I need so much help right now, please...

  • Timothy Bledsoe
    20 years ago

    Have you tried telling them what you have told us? If not, that should be your first course of action.

  • Timothy Bledsoe
    20 years ago

    I'm sorry. I really don't know what to say. I've never had to go through that sort of thing. Maybe you could try to write them each a letter telling them the way you feel, what you want, what you see, everything, and put them in places that they will be sure to find. Maybe if they see it in writing, and I mean handwritten, not typed, it will have more of an impact on them. It's just a suggestion.

  • Timothy Bledsoe
    20 years ago

    Well, all I can say is to talk to them again and don't let it end with a "We love you no matter what happens." I'm sorry I don't have any better suggestions.

  • Kaitlin Kristina
    20 years ago

    The biggest cause of second divorcces are....

    Kids.

    You are adding stress to their relationship that isnt necessary. I dont want to sound harsh when I say this, because I am saying it in the sweetest and best intended way possible, but you need to grow up and realize that resenting the fact your family isnt together anymore isnt going to FIX it or get your parents back together, plus it sounds like your dad wasnt a great parent anyway.

    You are angry, and that's understandable, but resentment is like taking poison in hopes your enemy will die, you are hurting YOU first and foremost, and then their relationship. You have to try your best to move on and be alright with the situation, make the most of it, because you cannot change it.

    You should write him a letter telling him how much you appreciate him. Tell him that you know you've been mean, but that you really do care for him and appreciate his efforts. Basically say what you said in this post, that you fear his leaving because your mom will be unhappy, and that you do look at him and his kids as your family, etc. It will mean the world to him.

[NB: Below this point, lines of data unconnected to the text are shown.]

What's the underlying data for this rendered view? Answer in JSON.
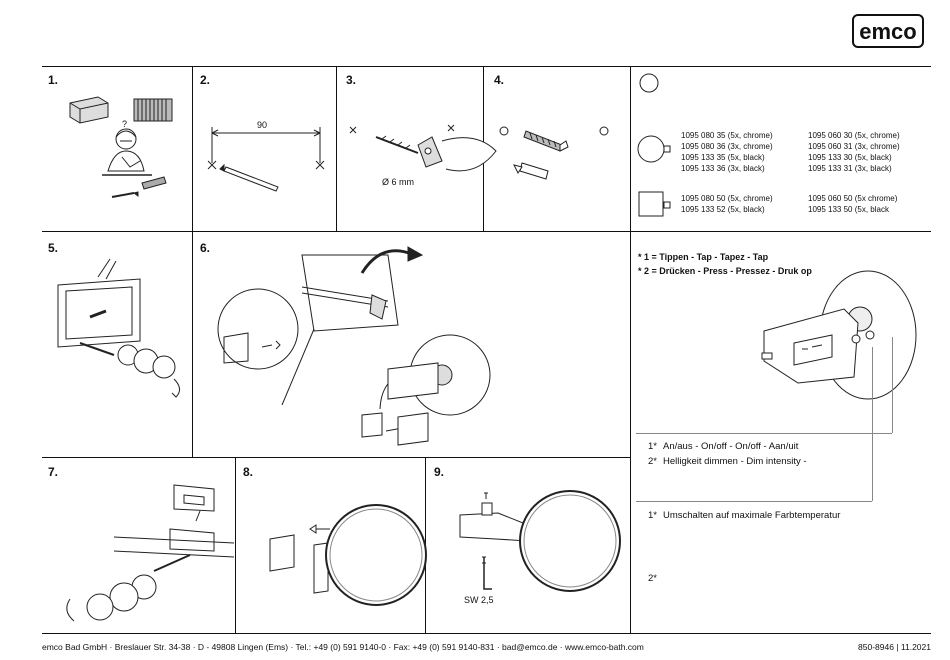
{
  "brand": "emco",
  "steps": [
    {
      "label": "1."
    },
    {
      "label": "2."
    },
    {
      "label": "3."
    },
    {
      "label": "4."
    },
    {
      "label": "5."
    },
    {
      "label": "6."
    },
    {
      "label": "7."
    },
    {
      "label": "8."
    },
    {
      "label": "9."
    }
  ],
  "step1": {
    "question_mark": "?"
  },
  "step2": {
    "dimension": "90"
  },
  "step3": {
    "drill_size": "Ø 6 mm"
  },
  "step9": {
    "wrench_size": "SW 2,5"
  },
  "variants": {
    "round": {
      "left": [
        "1095 080 35  (5x, chrome)",
        "1095 080 36  (3x, chrome)",
        "1095 133 35  (5x, black)",
        "1095 133 36  (3x, black)"
      ],
      "right": [
        "1095 060 30  (5x, chrome)",
        "1095 060 31  (3x, chrome)",
        "1095 133 30  (5x, black)",
        "1095 133 31  (3x, black)"
      ]
    },
    "square": {
      "left": [
        "1095 080 50  (5x, chrome)",
        "1095 133 52  (5x, black)"
      ],
      "right": [
        "1095 060 50  (5x chrome)",
        "1095 133 50  (5x, black"
      ]
    }
  },
  "legend": {
    "line1": "* 1 = Tippen - Tap - Tapez - Tap",
    "line2": "* 2 = Drücken - Press - Pressez - Druk op"
  },
  "notes": {
    "n1_marker": "1*",
    "n1_text": "An/aus  -  On/off  -  On/off  -  Aan/uit",
    "n2_marker": "2*",
    "n2_text": "Helligkeit dimmen - Dim intensity -",
    "n3_marker": "1*",
    "n3_text": "Umschalten auf maximale Farbtemperatur",
    "n4_marker": "2*"
  },
  "footer": {
    "address": "emco Bad GmbH  ·  Breslauer Str. 34-38  ·  D - 49808 Lingen (Ems)  ·  Tel.: +49 (0) 591 9140-0  ·  Fax: +49 (0) 591 9140-831  ·  bad@emco.de  ·  www.emco-bath.com",
    "doc_id": "850-8946 | 11.2021"
  }
}
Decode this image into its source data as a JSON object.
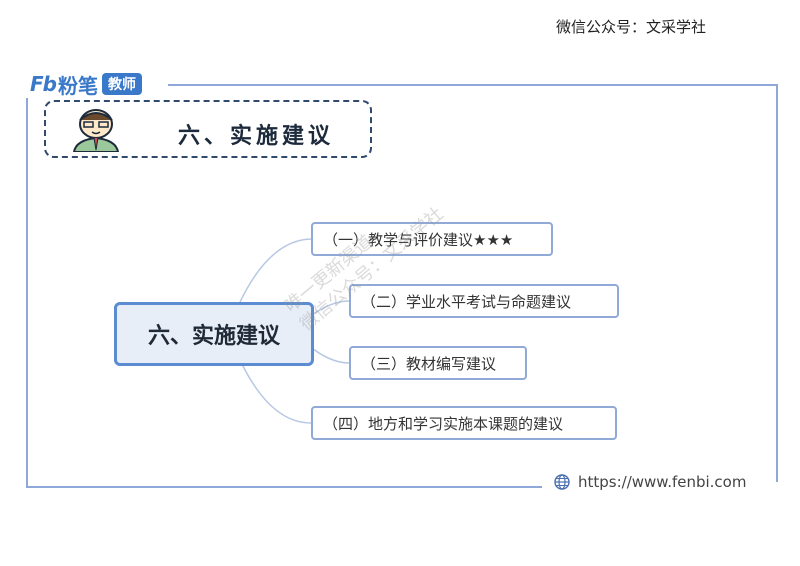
{
  "top_note": "微信公众号：文采学社",
  "logo": {
    "mark": "Fb",
    "name": "粉笔",
    "tag": "教师"
  },
  "title": "六、实施建议",
  "root": "六、实施建议",
  "branches": [
    "（一）教学与评价建议★★★",
    "（二）学业水平考试与命题建议",
    "（三）教材编写建议",
    "（四）地方和学习实施本课题的建议"
  ],
  "watermark": {
    "line1": "唯一更新渠道",
    "line2": "微信公众号：文采学社"
  },
  "website": "https://www.fenbi.com",
  "colors": {
    "accent": "#3a78c9",
    "node_border": "#5b8bd0",
    "branch_border": "#90a9d6"
  }
}
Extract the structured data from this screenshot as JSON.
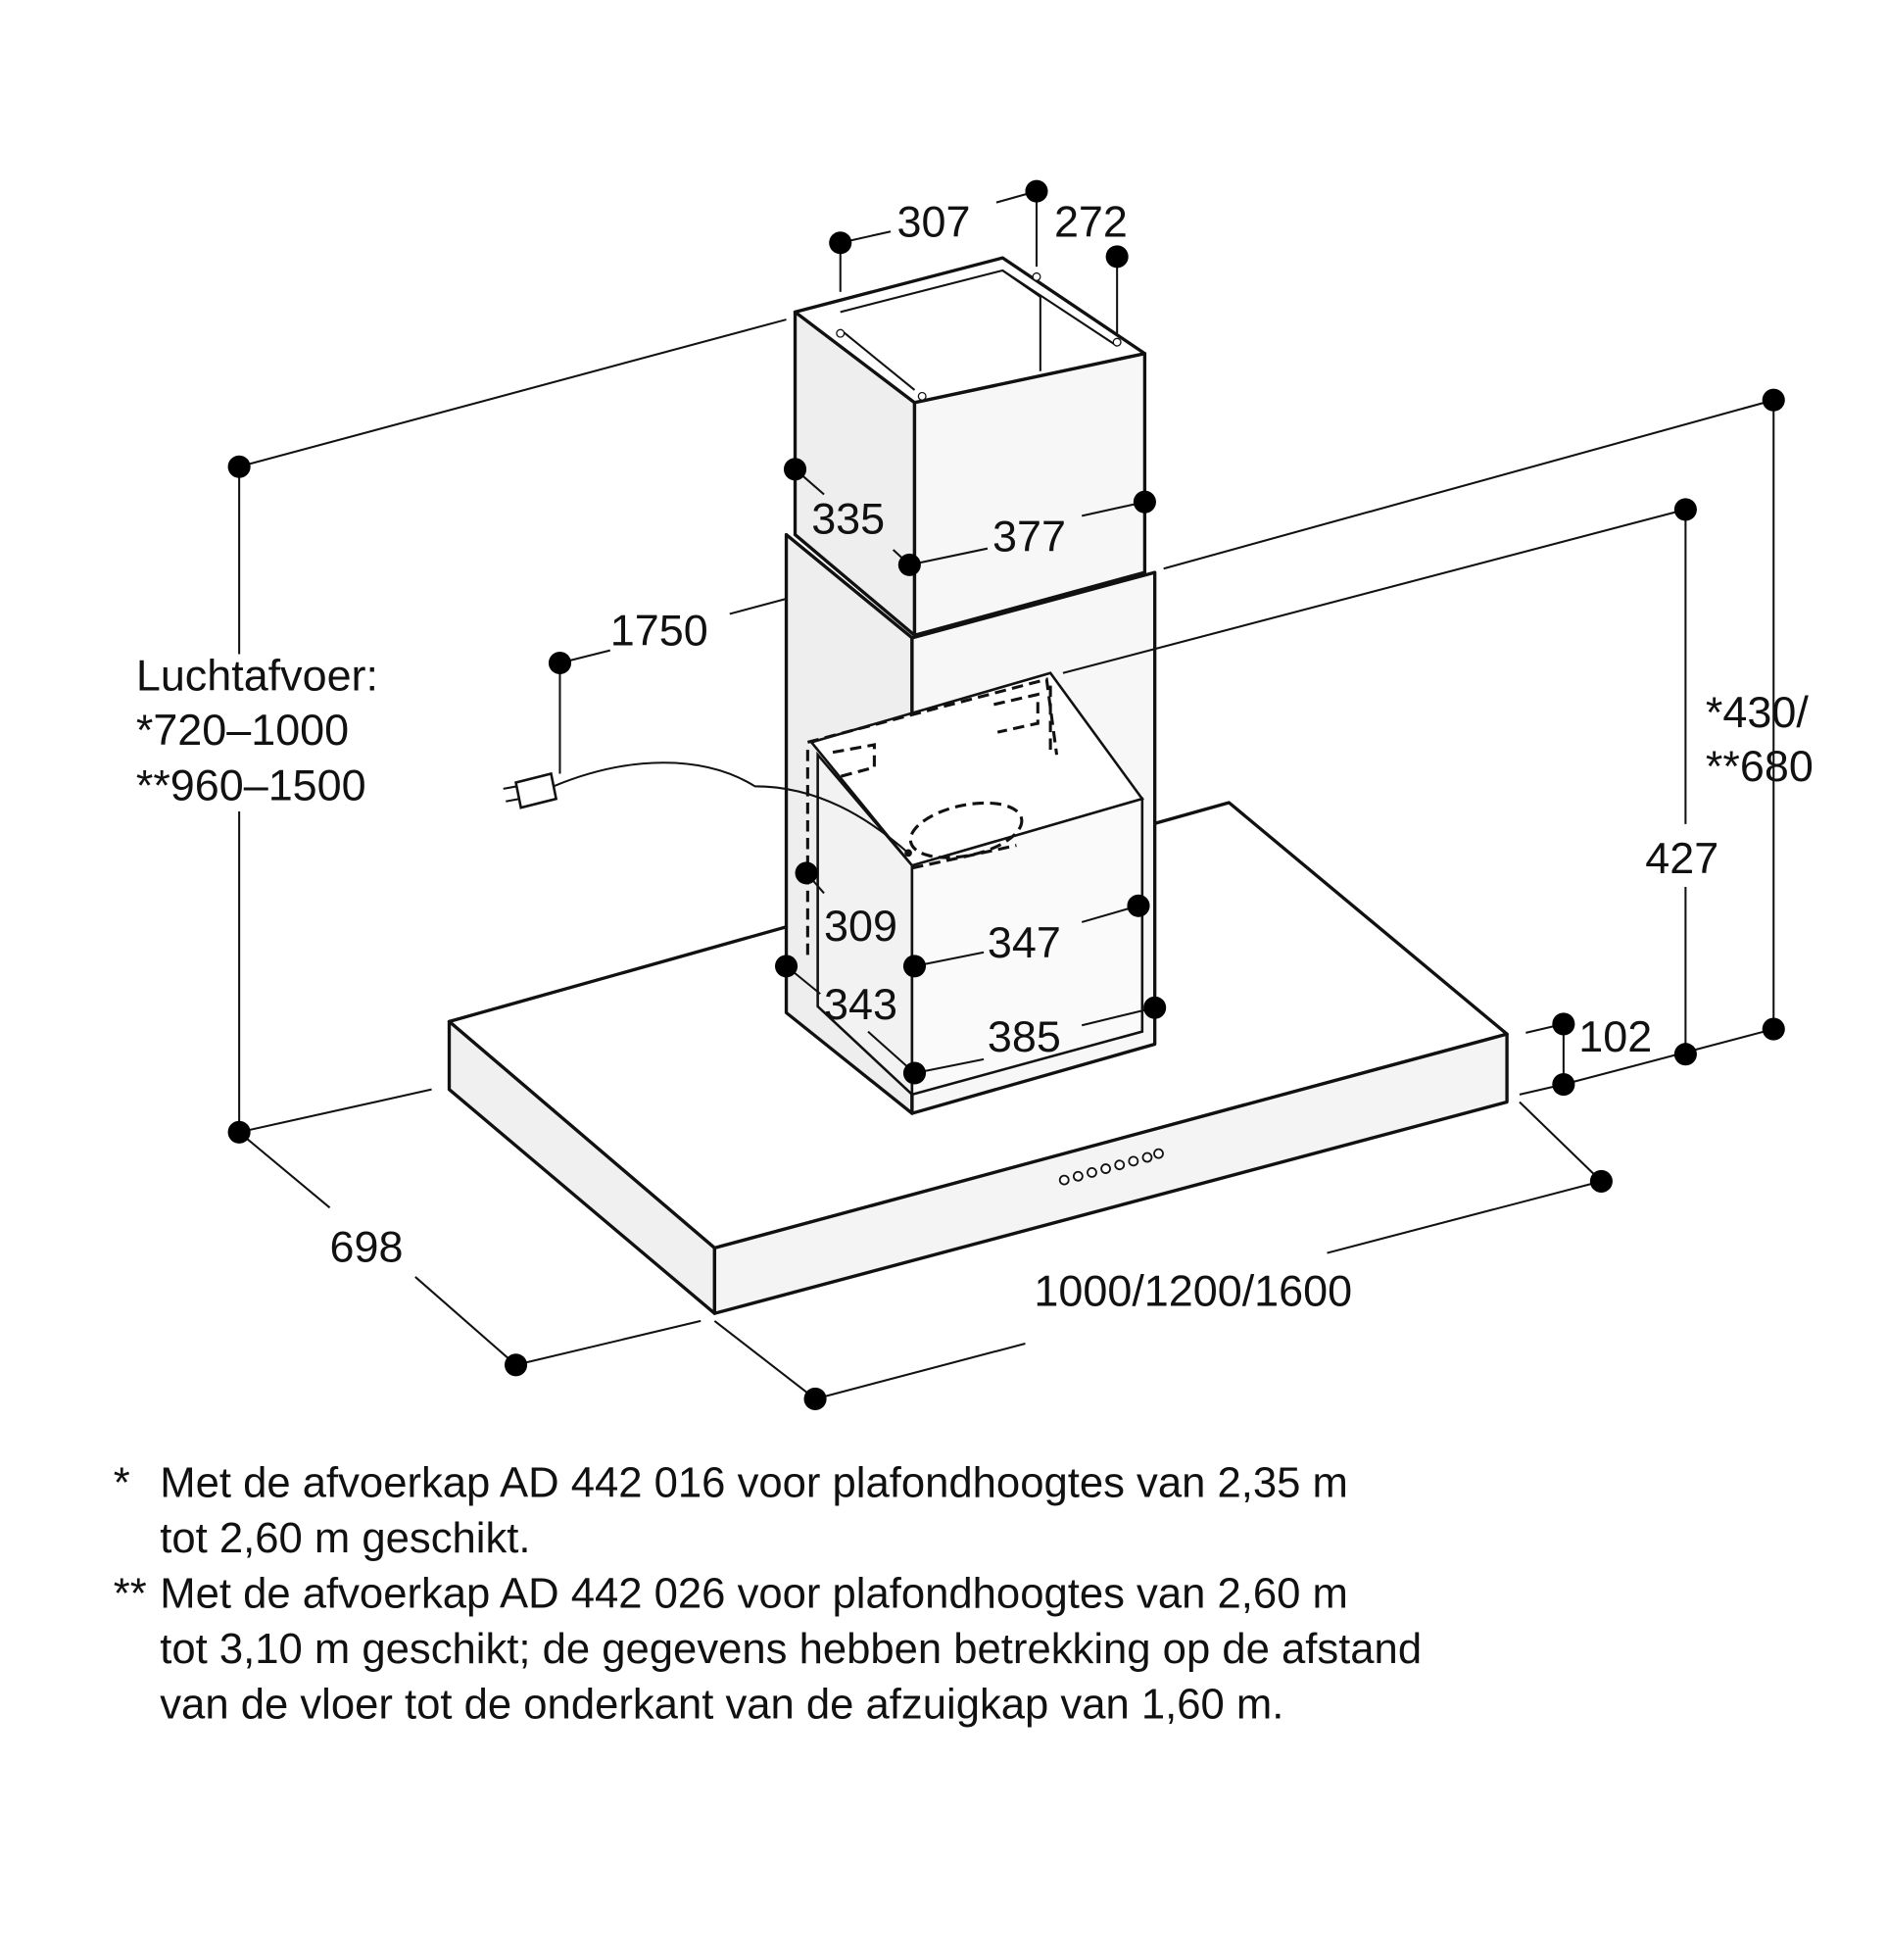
{
  "diagram": {
    "title_label": "Luchtafvoer:",
    "exhaust_range_1": "*720–1000",
    "exhaust_range_2": "**960–1500",
    "dims": {
      "top_width": "307",
      "top_depth": "272",
      "upper_chimney_depth": "335",
      "upper_chimney_width": "377",
      "cable_length": "1750",
      "lower_inner_depth": "309",
      "lower_inner_width": "347",
      "lower_outer_depth": "343",
      "lower_outer_width": "385",
      "chimney_height_1": "*430/",
      "chimney_height_2": "**680",
      "lower_height": "427",
      "canopy_height": "102",
      "canopy_depth": "698",
      "canopy_width": "1000/1200/1600"
    }
  },
  "footnotes": [
    {
      "marker": "*",
      "lines": [
        "Met de afvoerkap AD 442 016 voor plafondhoogtes van 2,35 m",
        "tot 2,60 m geschikt."
      ]
    },
    {
      "marker": "**",
      "lines": [
        "Met de afvoerkap AD 442 026 voor plafondhoogtes van 2,60 m",
        "tot 3,10 m geschikt; de gegevens hebben betrekking op de afstand",
        "van de vloer tot de onderkant van de afzuigkap van 1,60 m."
      ]
    }
  ]
}
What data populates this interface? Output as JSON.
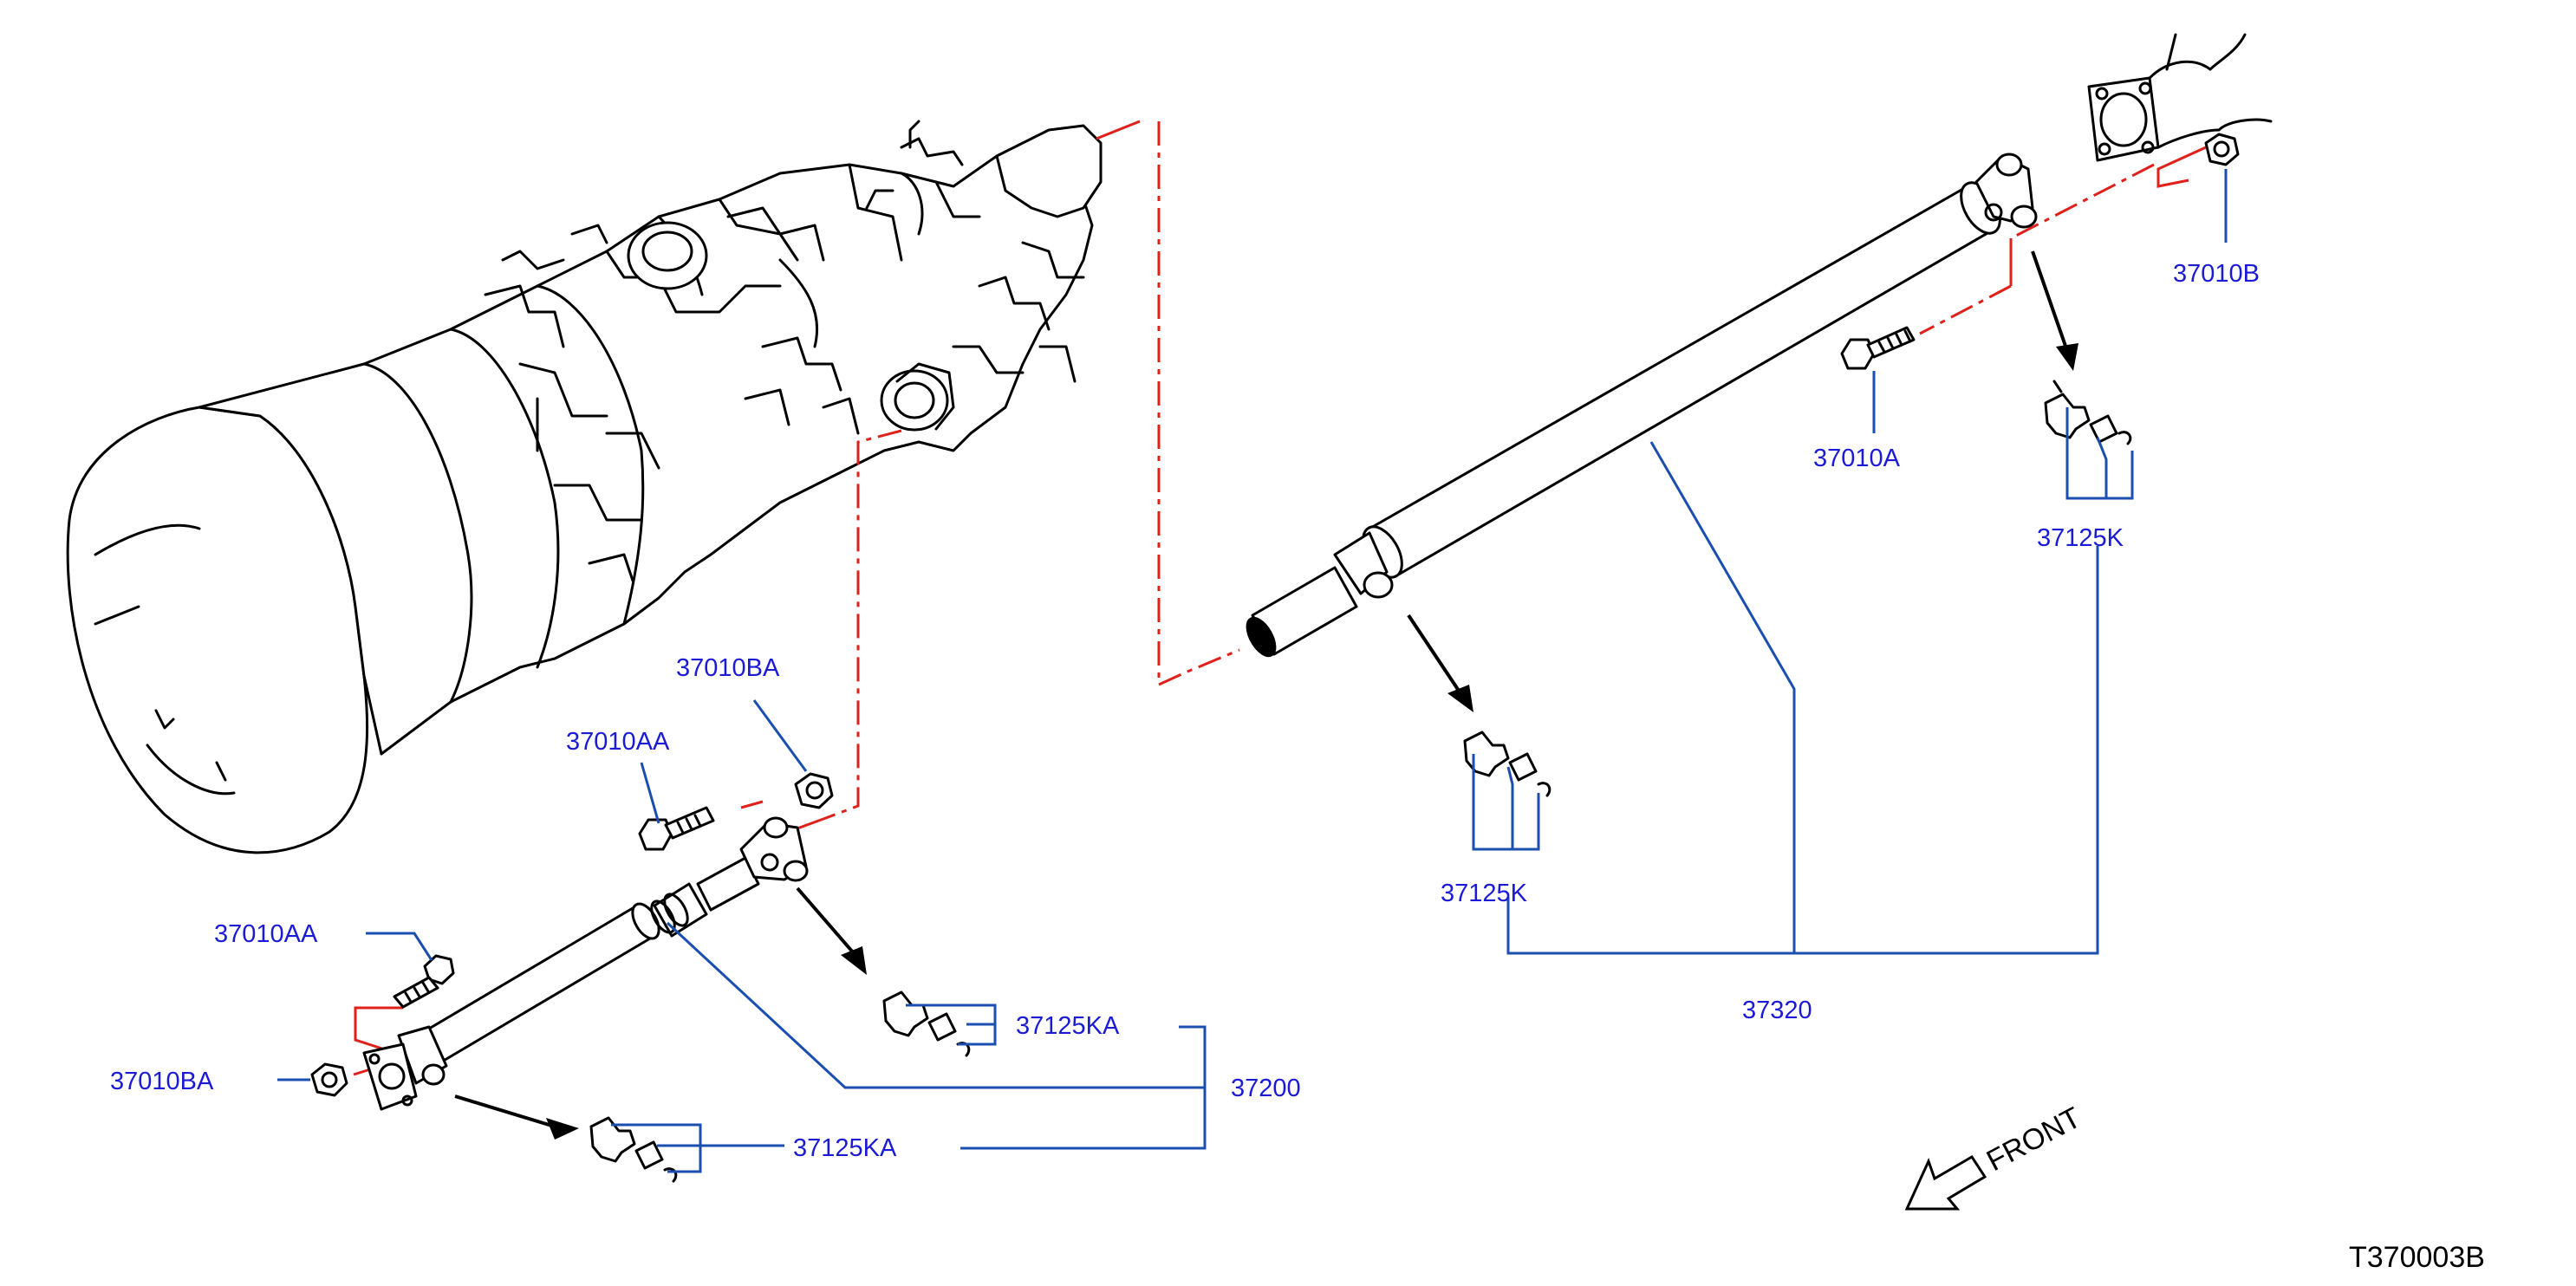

    My parents are 2 years into their divorce and it still hasnt been settled, but my dad has had a girlfriend for 2 years, she has lived with us for a year and a half. This whole ordeal of my very dysfunctional family is a very long story, so I will sum it up to the fact that I went through a little stage of rebellion against my dads girlfriend, but after a few weeks came to realize that their relationship was none of my business and I wanted my dad happy.